Aziz Akhannouch en meeting politique face aux militants du RNI.

Événement majeur sur l’échiquier politique: le RNI convoque ses bases le 7 février à El Jadida pour un congrès extraordinaire dédié à l’élection de sa nouvelle direction. Après deux mandats à la tête du parti majoritaire, Aziz Akhannouch a choisi de ne pas se représenter, amorçant ainsi une redistribution des cartes au sommet de l’appareil partisan.

Le 12/01/2026 à 13h47

Alors que Aziz Akhannouch a officiellement signifié son intention de ne pas briguer de troisième mandat, le «Parti de la Colombe» s’apprête à vivre un tournant majeur. Un congrès extraordinaire est convoqué le 7 février prochain à El Jadida, avec pour unique mission l’élection d’un nouveau Secrétaire général à la tête de la première force politique du Royaume. Les candidatures sont ouvertes du 12 au 28 janvier.

Le passage de témoin se précise au sein du Rassemblement National des Indépendants (RNI). En invoquant une volonté de «passer le flambeau», l’actuel président du parti amorce une transition ordonnée au sommet de la formation majoritaire. Si certains observateurs, arguant d’une absence manifeste de rivaux d’envergure, n’excluent pas une reconduite par acclamation, l’émergence d’éventuels challengers imposerait alors un processus électif en bonne et due forme.
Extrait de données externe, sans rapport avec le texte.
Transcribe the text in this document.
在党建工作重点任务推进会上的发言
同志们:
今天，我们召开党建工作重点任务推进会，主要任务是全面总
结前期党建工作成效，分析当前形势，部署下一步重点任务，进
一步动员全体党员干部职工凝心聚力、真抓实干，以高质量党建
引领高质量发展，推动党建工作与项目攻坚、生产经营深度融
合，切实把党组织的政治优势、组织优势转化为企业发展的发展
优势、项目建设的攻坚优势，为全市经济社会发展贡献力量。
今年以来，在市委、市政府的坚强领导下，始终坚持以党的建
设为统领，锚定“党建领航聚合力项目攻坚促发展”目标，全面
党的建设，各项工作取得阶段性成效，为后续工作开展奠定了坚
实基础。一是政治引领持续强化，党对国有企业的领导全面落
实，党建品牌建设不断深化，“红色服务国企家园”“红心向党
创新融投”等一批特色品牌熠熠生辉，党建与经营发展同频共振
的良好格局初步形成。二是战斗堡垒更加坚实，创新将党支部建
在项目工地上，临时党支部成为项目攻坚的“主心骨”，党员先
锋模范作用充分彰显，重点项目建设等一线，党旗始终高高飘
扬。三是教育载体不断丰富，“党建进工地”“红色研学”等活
Ce retrait s’inscrit dans le strict respect du règlement intérieur du RNI, qui limite l’exercice de la présidence à deux mandats successifs. Ce second bail, qui arrive à échéance à la veille des élections législatives de septembre 2026, marque ainsi le terme programmé de l’ère Akhannouch à la tête de la Colombe. Cette décision clarifie l’horizon politique de la formation alors que se profile la fin de la législature.

Conscient des enjeux de stabilité que requiert la conduite des affaires de l’État, le Bureau politique s’est empressé de lever toute ambiguïté sur la cohésion de l’exécutif. L’instance dirigeante a réitéré son «soutien constant» à Aziz Akhannouch en sa qualité de Chef du gouvernement, confirmant par la même occasion la solidité de la majorité.

L’objectif affiché par l’état-major du RNI est limpide: sanctuariser l’action gouvernementale face aux éventuelles turbulences partisanes. Il s’agit de permettre à l’équipe en place de «respecter ses engagements contractuels» et de mener à bien ses chantiers structurants jusqu’au terme de son mandat constitutionnel. À El Jadida, le RNI jouera donc une partition délicate: assurer la pérennité de son leadership tout en préparant la mue de son organisation interne.